Rafael Salgueiro
Nuclear sí, por favor
La soledad es la derrota de la esperanza. Quien se siente solo ha descendido a los infiernos humanos, allí donde la tiniebla engulle cualquier luz. La depresión nos hace sentirnos abandonados en un mundo que nos es hostil y para el que no encontramos un sentido. El camino de los solitarios siempre acaba en acantilados muy oscuros.
Vivimos un tiempo perverso, en el que, a pesar de estar hiperconectados a través de las nuevas tecnologías y las pantallas, nos sentimos más solos que nunca. No es de extrañar, por tanto, que las estadísticas de personas con depresión, malestar emocional y sin ganas de seguir viviendo crezcan de una manera preocupante.
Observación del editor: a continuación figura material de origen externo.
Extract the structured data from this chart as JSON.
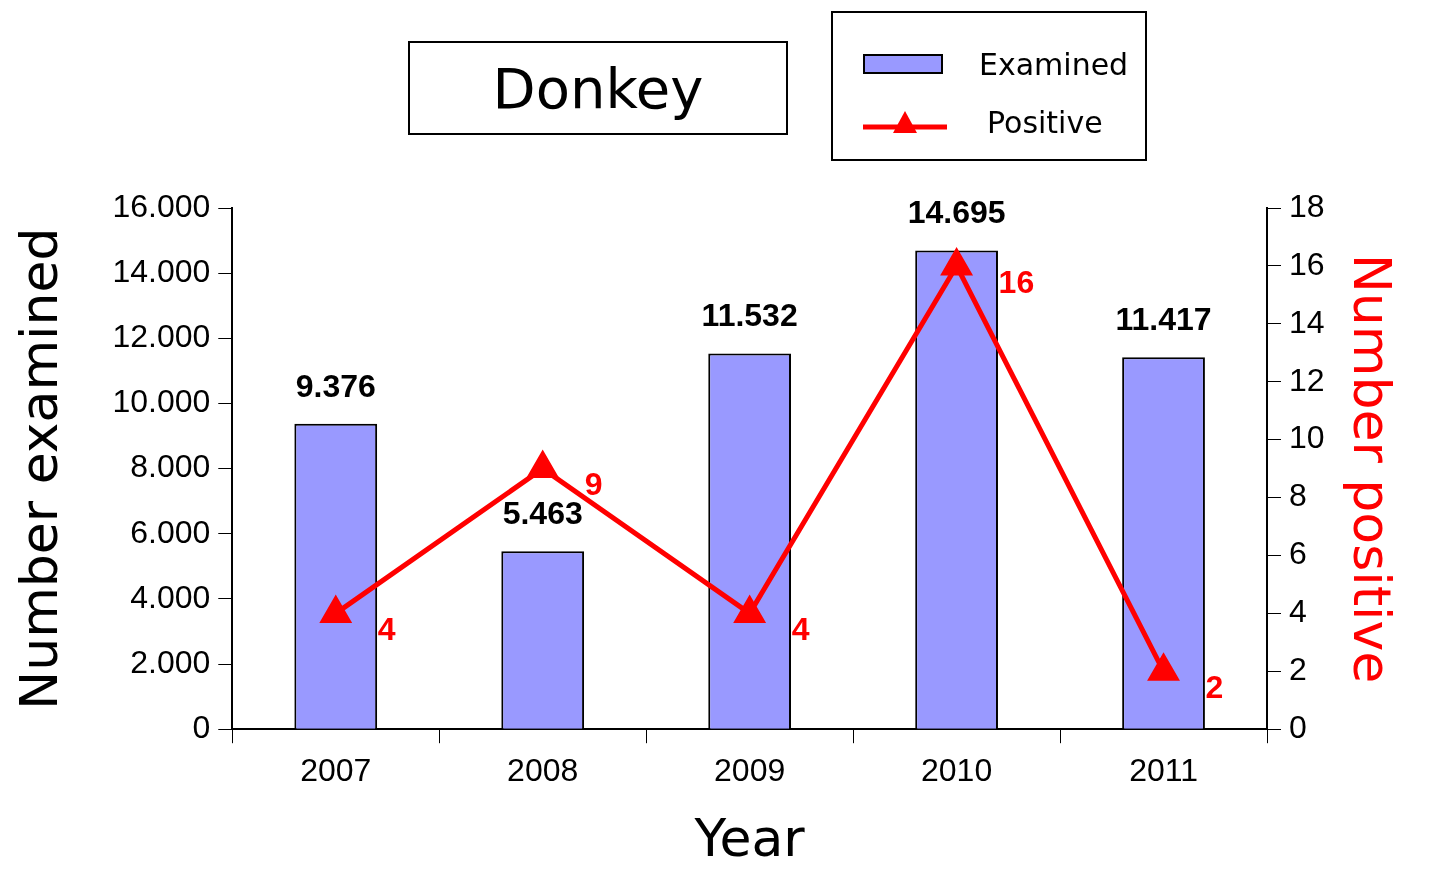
{
  "chart_data": {
    "type": "bar",
    "title": "Donkey",
    "xlabel": "Year",
    "ylabel": "Number examined",
    "y2label": "Number positive",
    "categories": [
      "2007",
      "2008",
      "2009",
      "2010",
      "2011"
    ],
    "series": [
      {
        "name": "Examined",
        "color": "#9999ff",
        "values": [
          9376,
          5463,
          11532,
          14695,
          11417
        ],
        "value_labels": [
          "9.376",
          "5.463",
          "11.532",
          "14.695",
          "11.417"
        ]
      },
      {
        "name": "Positive",
        "type": "line",
        "axis": "y2",
        "color": "#ff0000",
        "marker": "triangle",
        "values": [
          4,
          9,
          4,
          16,
          2
        ],
        "value_labels": [
          "4",
          "9",
          "4",
          "16",
          "2"
        ]
      }
    ],
    "ylim": [
      0,
      16000
    ],
    "yticks": [
      0,
      {
        "value": 2000,
        "label": "2.000"
      },
      {
        "value": 4000,
        "label": "4.000"
      },
      {
        "value": 6000,
        "label": "6.000"
      },
      {
        "value": 8000,
        "label": "8.000"
      },
      {
        "value": 10000,
        "label": "10.000"
      },
      {
        "value": 12000,
        "label": "12.000"
      },
      {
        "value": 14000,
        "label": "14.000"
      },
      {
        "value": 16000,
        "label": "16.000"
      }
    ],
    "y2lim": [
      0,
      18
    ],
    "y2ticks": [
      0,
      2,
      4,
      6,
      8,
      10,
      12,
      14,
      16,
      18
    ],
    "grid": false,
    "legend": "top right"
  }
}
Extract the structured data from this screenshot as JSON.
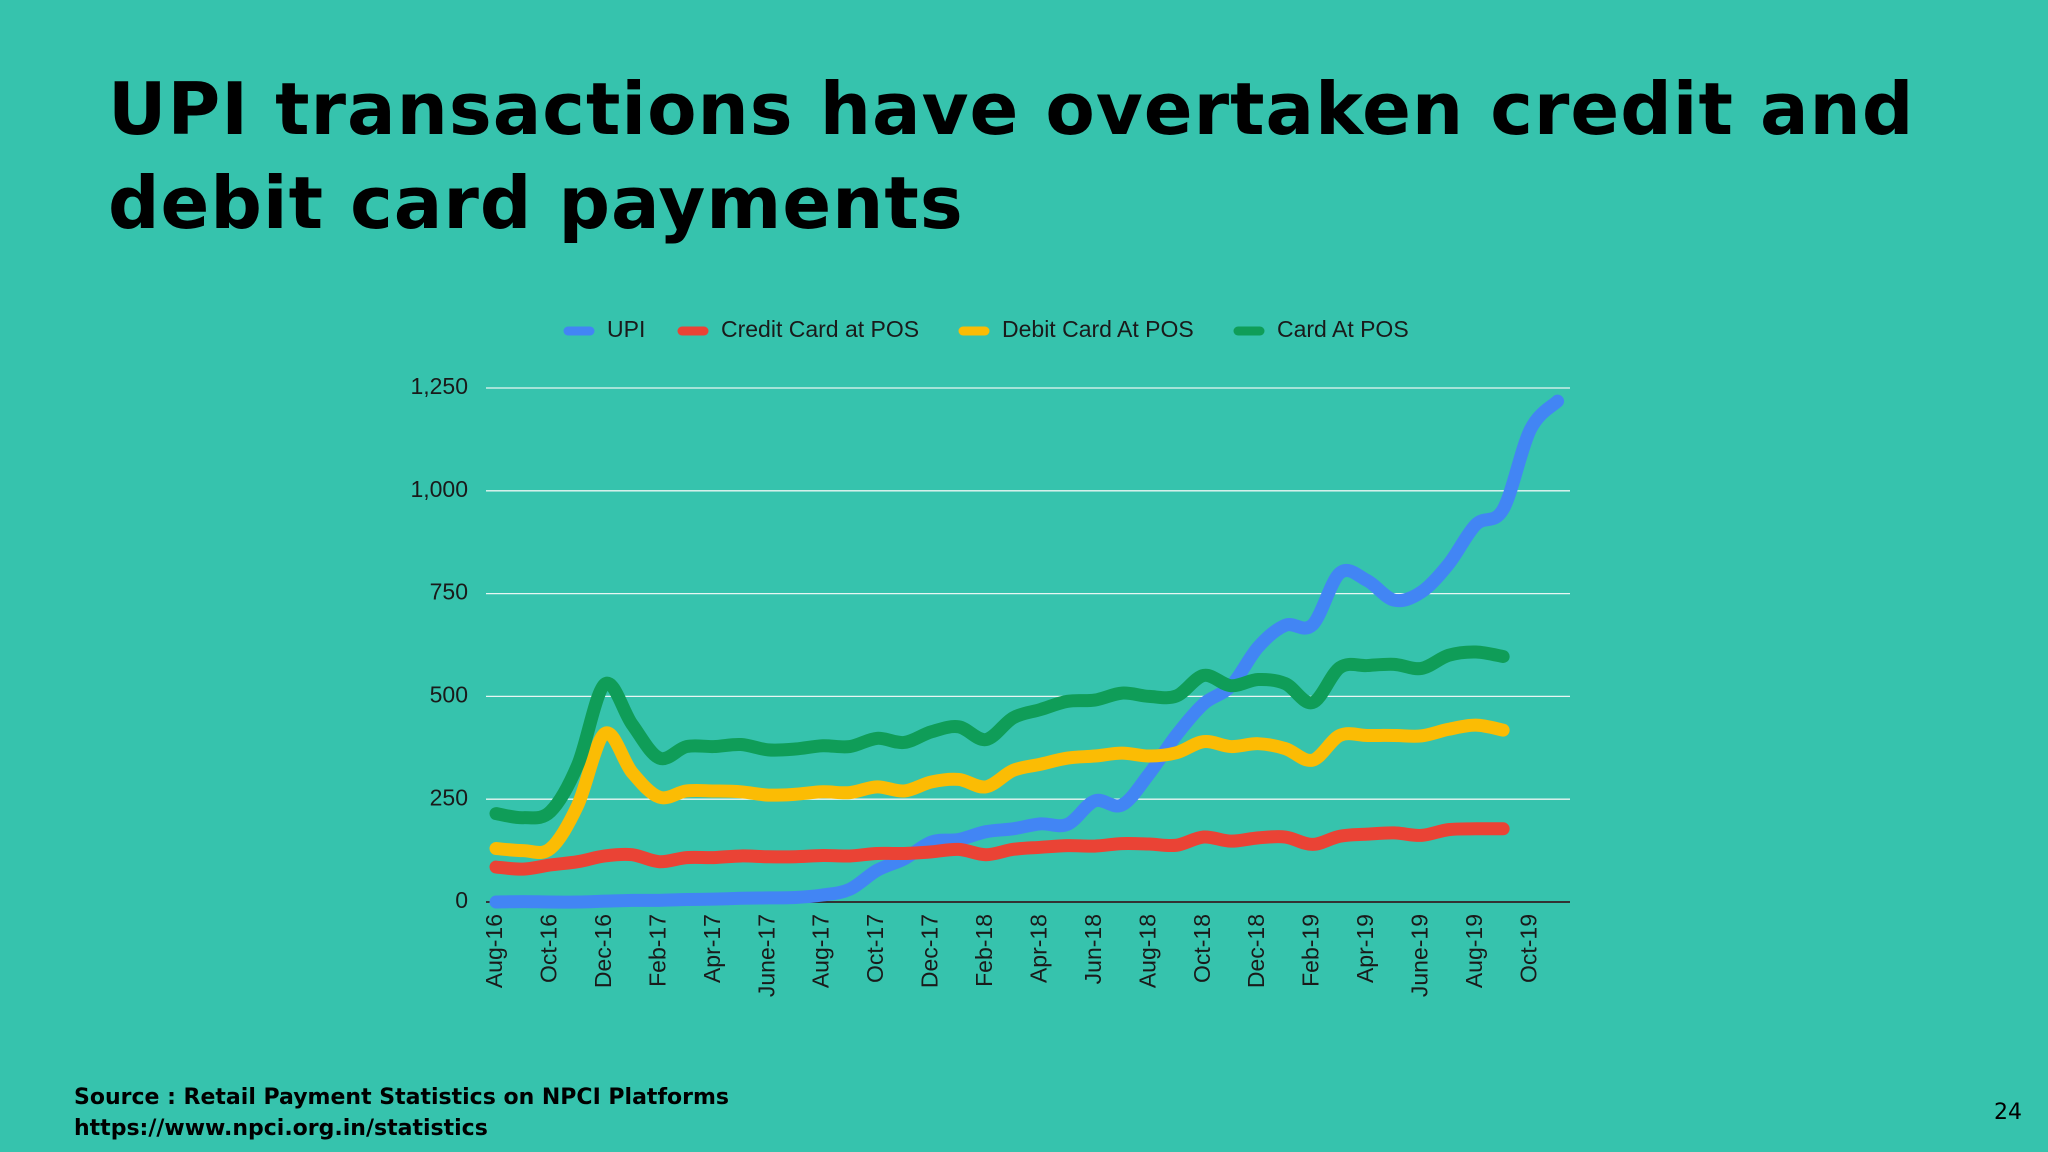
{
  "chart_data": {
    "type": "line",
    "title": "UPI transactions have overtaken credit and debit card payments",
    "categories": [
      "Aug-16",
      null,
      "Oct-16",
      null,
      "Dec-16",
      null,
      "Feb-17",
      null,
      "Apr-17",
      null,
      "June-17",
      null,
      "Aug-17",
      null,
      "Oct-17",
      null,
      "Dec-17",
      null,
      "Feb-18",
      null,
      "Apr-18",
      null,
      "Jun-18",
      null,
      "Aug-18",
      null,
      "Oct-18",
      null,
      "Dec-18",
      null,
      "Feb-19",
      null,
      "Apr-19",
      null,
      "June-19",
      null,
      "Aug-19",
      null,
      "Oct-19",
      null
    ],
    "series": [
      {
        "name": "UPI",
        "color": "#4285f4",
        "values": [
          0,
          1,
          0,
          0,
          2,
          4,
          4,
          6,
          7,
          9,
          10,
          11,
          17,
          31,
          77,
          105,
          146,
          152,
          171,
          178,
          190,
          189,
          246,
          236,
          312,
          406,
          482,
          525,
          620,
          673,
          674,
          800,
          782,
          734,
          754,
          822,
          918,
          955,
          1149,
          1218
        ]
      },
      {
        "name": "Credit Card at POS",
        "color": "#ea4335",
        "values": [
          85,
          80,
          90,
          98,
          112,
          115,
          98,
          108,
          108,
          112,
          110,
          110,
          113,
          112,
          118,
          118,
          122,
          128,
          115,
          128,
          133,
          137,
          136,
          142,
          141,
          138,
          158,
          148,
          156,
          158,
          140,
          160,
          165,
          168,
          162,
          176,
          178,
          178,
          null,
          null
        ]
      },
      {
        "name": "Debit Card At POS",
        "color": "#fbbc04",
        "values": [
          130,
          125,
          130,
          235,
          410,
          315,
          255,
          270,
          270,
          268,
          260,
          262,
          268,
          266,
          280,
          270,
          292,
          298,
          280,
          320,
          335,
          350,
          355,
          362,
          355,
          363,
          390,
          378,
          385,
          373,
          345,
          405,
          405,
          405,
          404,
          420,
          430,
          418,
          null,
          null
        ]
      },
      {
        "name": "Card At POS",
        "color": "#0f9d58",
        "values": [
          215,
          205,
          220,
          333,
          530,
          432,
          350,
          378,
          378,
          383,
          370,
          372,
          380,
          378,
          398,
          388,
          414,
          426,
          395,
          448,
          468,
          488,
          491,
          508,
          500,
          501,
          551,
          526,
          541,
          531,
          485,
          570,
          575,
          578,
          568,
          600,
          608,
          597,
          null,
          null
        ]
      }
    ],
    "ylim": [
      0,
      1250
    ],
    "yticks": [
      0,
      250,
      500,
      750,
      {
        "value": 1000,
        "label": "1,000"
      },
      {
        "value": 1250,
        "label": "1,250"
      }
    ],
    "grid": true,
    "legend": "top"
  },
  "source": [
    "Source : Retail Payment Statistics on NPCI Platforms",
    "https://www.npci.org.in/statistics"
  ],
  "page_number": "24"
}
Estamos construyendo un archipiélago de islas humanas incomunicadas y separadas por océanos de indiferencia, egoísmo y tristeza.
Mi Cristo de la Sentencia es un hombre solo. Uno puede sentirse redicalmente solo aun estando rodeado de una multitud. Mi Señor solitario experimenta en su alma la deshumanización a la que nos conduce la soledad, la abolición de la ilusión que conlleva la depresión. Es una amputación de lo yo llamo los cuatros pilares que salvan al ser humano: la amistad, la alegría, la integridad y la solidaridad. Los cuatro tienen la capacidad de remover nuestro caudal interior de energía para, en primer lugar, satisfacer la demanda propia de toda persona –si quieren, llamen a esa energía interior esperanza– y, en segundo, generar un excedente energético que regalar a quienes nos rodean de manera generosa –pueden llamar a este excedente amor o caridad–. El Sentenciado, ese solitario rodeado de romanos y judíos, es mi escuela para cuidar esos cuatro valores humanos, que nos convierten en seres con cierta –que ya es algo– disposición para el bien; y eso es una cumbre psicológica que merece la pena escalar.
La alegría es el lucero del alma, sentimiento que nace de estar contento con uno mismo porque el proyecto personal va saliendo adelante a pesar de los mil y un avatares que le han sucedido; también de saberse perdonar uno sus fallos y carencias.
La amistad es uno de los platos fuertes del banquete de la vida. Se hace de confidencias y desprendimiento, de donarse al otro hasta incorporarse a su existencia de manera ya que la suya y la tuya sean inseparables. Hay que ser muy valiente para tener amigos de verdad porque nos exponemos sin reservas, contraprestaciones ni cálculos.
La integridad es la sencillez de los sabios y la sabiduría de los santos. La persona íntegra es auténtica, entre su vida pública y privada, interior y exterior, hay una buena ecuación. Si la sencillez es la virtud de la infancia, la integridad es la virtud de la madurez. Es el secreto de ser uno mismo con el corazón ligero y en paz.
La solidaridad es la virtud social de adherirse a las causas difíciles de otras personas con intención de ayudarlas. Es concordia, fraternidad y empatía, con el hilo conductor de la generosidad. Dejemos de ser una isla para convertirnos en un archipiélago bañado por las aguas cristalinas de la fraternidad humana.
El Señor de los macarenos es la primicia para todos aquellos que nos sentimos o hemos sentido solos en alguna ocasión. Es la victoria de esos cuatro pilares humanos sobre la soledad anticipando la luz de la esperanza que llegará tras él para demostrarnos que no estamos abandonados a nuestra suerte en el mundo y que la existencia sí tiene sentido. Mi Señor transita la noche del Viernes Santo solitario y deprimido hasta que el alba, emisario de la esperanza, enciende las calles repletas de hombres y mujeres que le buscan para sentirse uno en él, acogidos y compatriotas de un destino común. “Yo los llamo amigos, porque les he dado a conocer todo lo que oí de mi Padre”, dice el Señor de la Sentencia cuando el primer rayo de sol besa su cabellera en la mañana del Viernes Santo.